Debido a su importancia científica y patrimonial, el niño del Cerro El Plomo ha sido sometido a diversos estudios y análisis con el objetivo de evaluar aspectos relativos a la biología de su cuerpo y su estado de conservación. Desde su hallazgo, se le han realizado cuatro estudios:

1. Primer estudio

En 1954, Dra. Grete Mostny, en ese entonces jefa del Área Antropología del Museo Nacional de Historia Natural, encabezó un equipo multidisciplinario que realizó estudios y análisis de las diversas piezas que componen el ajuar y la ofrenda funeraria, así como del cuerpo del niño. Las conclusiones de los diferentes estudios fueron las siguientes:

1.1 Estudio radiológico:

Se determinó que el desarrollo del esqueleto y osificación corresponde a un individuo de edad ósea de ocho o nueve años, sin ninguna lesión de tipo traumático. Destaca la excesiva densidad de los tejidos blandos y distingue ciertas vísceras como el corazón, el encéfalo y el diafragma.
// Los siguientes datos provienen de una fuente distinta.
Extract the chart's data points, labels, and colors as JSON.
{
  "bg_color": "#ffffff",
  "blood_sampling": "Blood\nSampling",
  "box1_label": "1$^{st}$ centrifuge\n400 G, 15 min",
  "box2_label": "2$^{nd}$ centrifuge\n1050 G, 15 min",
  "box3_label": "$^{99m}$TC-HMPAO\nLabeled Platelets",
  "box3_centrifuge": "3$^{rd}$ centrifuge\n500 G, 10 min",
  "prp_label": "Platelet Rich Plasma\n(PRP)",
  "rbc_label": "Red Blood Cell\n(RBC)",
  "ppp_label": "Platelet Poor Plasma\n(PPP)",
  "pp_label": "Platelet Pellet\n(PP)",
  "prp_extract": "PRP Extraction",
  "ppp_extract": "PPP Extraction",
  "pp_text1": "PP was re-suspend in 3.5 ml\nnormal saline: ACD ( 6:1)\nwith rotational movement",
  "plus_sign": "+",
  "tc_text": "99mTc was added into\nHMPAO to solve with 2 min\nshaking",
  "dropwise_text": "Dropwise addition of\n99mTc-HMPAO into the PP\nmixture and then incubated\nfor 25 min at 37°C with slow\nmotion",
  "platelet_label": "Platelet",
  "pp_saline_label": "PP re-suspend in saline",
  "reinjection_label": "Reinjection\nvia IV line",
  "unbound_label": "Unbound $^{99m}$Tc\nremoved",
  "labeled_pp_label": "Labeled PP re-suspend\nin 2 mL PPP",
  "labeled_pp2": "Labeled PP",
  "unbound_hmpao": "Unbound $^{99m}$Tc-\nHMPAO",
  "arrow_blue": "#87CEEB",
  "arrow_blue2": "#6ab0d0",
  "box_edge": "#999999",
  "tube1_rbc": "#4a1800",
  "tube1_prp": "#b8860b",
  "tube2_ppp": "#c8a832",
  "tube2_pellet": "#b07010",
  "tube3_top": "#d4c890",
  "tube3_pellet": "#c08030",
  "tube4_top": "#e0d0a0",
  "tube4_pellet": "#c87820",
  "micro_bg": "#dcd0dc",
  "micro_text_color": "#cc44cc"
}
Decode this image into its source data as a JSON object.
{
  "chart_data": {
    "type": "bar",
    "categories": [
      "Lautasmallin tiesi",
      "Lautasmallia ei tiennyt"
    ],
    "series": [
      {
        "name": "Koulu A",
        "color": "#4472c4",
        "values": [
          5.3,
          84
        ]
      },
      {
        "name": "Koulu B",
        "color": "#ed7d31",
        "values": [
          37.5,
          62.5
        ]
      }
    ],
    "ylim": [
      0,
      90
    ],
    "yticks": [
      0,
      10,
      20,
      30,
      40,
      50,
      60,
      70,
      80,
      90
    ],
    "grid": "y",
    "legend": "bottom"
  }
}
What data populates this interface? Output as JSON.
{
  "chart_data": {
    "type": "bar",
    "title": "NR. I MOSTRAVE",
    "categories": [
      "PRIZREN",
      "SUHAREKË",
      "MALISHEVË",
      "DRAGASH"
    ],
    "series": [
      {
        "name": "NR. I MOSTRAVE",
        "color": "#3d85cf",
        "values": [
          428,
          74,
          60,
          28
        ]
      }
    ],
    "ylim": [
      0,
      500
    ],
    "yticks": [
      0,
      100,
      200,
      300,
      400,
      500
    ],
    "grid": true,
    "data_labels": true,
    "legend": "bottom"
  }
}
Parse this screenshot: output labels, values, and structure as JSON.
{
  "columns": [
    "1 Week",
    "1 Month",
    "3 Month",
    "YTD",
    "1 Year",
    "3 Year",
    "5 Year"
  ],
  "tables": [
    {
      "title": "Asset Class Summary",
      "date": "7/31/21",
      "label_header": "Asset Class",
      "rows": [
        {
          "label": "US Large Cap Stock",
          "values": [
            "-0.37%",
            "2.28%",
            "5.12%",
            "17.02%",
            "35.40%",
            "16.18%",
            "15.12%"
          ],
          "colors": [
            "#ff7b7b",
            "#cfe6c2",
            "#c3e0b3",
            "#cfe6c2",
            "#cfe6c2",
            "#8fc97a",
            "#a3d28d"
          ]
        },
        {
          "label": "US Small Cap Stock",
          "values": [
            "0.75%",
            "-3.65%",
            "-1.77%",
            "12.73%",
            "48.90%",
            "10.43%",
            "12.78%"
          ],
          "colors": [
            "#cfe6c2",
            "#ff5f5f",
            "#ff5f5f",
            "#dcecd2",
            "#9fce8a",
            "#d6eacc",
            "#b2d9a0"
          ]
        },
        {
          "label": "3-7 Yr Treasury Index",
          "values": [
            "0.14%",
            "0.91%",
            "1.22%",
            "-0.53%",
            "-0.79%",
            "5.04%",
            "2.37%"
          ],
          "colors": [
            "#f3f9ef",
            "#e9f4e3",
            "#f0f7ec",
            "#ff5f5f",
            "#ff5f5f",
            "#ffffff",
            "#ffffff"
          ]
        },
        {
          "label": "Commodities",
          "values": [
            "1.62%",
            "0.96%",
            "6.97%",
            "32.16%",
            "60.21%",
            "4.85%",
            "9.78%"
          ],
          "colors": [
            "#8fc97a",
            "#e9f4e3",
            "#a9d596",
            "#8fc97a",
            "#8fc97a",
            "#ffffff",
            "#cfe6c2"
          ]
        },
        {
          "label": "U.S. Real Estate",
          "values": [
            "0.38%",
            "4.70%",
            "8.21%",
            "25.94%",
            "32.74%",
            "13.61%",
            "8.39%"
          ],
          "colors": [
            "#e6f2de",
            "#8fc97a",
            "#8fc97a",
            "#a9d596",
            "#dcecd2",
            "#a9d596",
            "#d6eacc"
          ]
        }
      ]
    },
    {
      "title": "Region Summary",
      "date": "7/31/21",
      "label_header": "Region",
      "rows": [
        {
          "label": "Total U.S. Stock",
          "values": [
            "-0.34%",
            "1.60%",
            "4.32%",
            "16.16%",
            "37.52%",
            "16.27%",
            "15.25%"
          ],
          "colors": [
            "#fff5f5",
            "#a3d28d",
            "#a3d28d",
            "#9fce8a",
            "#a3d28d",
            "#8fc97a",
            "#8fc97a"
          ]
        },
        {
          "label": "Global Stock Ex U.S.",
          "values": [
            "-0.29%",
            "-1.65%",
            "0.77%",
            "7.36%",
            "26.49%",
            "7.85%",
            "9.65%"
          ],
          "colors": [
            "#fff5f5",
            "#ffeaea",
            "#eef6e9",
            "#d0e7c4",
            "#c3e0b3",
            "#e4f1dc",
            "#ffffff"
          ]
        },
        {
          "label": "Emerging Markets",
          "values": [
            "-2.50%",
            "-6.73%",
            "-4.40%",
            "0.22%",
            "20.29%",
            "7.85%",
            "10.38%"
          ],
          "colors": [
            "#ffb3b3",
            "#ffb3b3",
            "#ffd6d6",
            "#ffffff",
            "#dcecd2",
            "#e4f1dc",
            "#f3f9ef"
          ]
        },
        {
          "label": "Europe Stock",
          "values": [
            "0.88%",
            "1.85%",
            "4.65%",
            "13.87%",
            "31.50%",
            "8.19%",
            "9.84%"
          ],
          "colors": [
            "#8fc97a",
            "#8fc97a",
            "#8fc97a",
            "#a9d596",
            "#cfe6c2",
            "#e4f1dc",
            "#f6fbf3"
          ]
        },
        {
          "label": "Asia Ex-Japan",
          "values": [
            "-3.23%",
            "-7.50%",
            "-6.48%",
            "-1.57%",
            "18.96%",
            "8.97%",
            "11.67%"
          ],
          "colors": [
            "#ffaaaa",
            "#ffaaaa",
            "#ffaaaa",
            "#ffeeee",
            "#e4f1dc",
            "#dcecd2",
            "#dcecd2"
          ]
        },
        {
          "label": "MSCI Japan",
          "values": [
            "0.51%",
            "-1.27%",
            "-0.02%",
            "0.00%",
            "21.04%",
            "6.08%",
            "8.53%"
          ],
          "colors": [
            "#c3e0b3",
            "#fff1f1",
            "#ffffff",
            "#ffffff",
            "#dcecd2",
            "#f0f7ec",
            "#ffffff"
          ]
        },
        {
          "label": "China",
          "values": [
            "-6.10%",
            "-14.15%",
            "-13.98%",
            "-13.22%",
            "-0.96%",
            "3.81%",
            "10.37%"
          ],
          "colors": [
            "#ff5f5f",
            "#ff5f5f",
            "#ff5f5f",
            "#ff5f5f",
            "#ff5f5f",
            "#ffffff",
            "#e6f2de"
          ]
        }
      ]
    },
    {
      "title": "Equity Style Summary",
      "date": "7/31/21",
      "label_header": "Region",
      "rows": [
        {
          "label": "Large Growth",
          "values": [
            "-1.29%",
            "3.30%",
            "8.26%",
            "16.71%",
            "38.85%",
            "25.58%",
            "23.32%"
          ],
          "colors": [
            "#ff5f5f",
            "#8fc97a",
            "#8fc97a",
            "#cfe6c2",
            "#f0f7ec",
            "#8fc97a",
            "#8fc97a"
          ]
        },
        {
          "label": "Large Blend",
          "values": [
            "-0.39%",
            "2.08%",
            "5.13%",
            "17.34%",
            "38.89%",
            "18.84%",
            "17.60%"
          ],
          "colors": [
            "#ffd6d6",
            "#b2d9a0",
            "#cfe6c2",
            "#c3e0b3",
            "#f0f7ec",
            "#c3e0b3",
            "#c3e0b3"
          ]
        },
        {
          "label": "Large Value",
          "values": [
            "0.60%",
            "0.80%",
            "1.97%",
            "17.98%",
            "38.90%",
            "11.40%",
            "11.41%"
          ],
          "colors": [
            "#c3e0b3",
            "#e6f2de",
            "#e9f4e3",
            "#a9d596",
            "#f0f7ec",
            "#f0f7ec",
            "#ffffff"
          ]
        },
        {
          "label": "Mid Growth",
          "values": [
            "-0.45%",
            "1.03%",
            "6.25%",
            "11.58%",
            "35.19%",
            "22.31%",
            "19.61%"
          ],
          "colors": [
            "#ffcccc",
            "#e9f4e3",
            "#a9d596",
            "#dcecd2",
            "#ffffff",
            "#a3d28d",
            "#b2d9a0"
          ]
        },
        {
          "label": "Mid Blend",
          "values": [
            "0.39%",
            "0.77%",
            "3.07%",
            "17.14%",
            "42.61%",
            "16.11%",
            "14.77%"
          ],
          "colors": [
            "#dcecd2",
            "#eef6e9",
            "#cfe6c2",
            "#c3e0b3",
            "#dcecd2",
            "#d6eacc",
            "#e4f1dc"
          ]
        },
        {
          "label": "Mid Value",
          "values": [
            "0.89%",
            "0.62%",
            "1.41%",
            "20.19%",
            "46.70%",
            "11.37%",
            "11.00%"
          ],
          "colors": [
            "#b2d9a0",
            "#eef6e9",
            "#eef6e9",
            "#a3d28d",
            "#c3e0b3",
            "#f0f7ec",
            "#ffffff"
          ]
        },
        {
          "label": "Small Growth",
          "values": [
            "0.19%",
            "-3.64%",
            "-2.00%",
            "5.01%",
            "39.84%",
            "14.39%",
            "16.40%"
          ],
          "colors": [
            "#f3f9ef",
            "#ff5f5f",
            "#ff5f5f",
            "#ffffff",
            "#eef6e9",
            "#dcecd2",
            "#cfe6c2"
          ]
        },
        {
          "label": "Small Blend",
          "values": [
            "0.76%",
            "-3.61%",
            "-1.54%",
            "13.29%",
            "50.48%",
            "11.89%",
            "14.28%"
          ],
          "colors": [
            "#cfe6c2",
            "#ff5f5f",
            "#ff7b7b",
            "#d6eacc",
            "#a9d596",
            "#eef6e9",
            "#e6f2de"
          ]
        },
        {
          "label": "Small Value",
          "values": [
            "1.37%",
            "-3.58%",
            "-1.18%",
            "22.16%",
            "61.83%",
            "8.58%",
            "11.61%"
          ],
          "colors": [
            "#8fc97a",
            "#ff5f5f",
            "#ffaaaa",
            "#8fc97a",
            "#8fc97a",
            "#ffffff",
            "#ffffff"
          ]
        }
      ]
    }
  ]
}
Se destaca el edema producido por la caminata y la marca dejada por los mocasines.

1.2 Evaluación médica

Se observan varias lesiones en la piel, posibles úlceras en diferentes partes del miembro inferior; en la mano izquierda señales de congelamiento de los dedos largos; edema en los pies; hiperqueratosis o engrosamiento de la capa externa de la piel en las plantas de los pies; probables verrugas planas en la mano izquierda; cicatriz irregular antigua en el codo izquierdo; presencia de liendres en el pelo.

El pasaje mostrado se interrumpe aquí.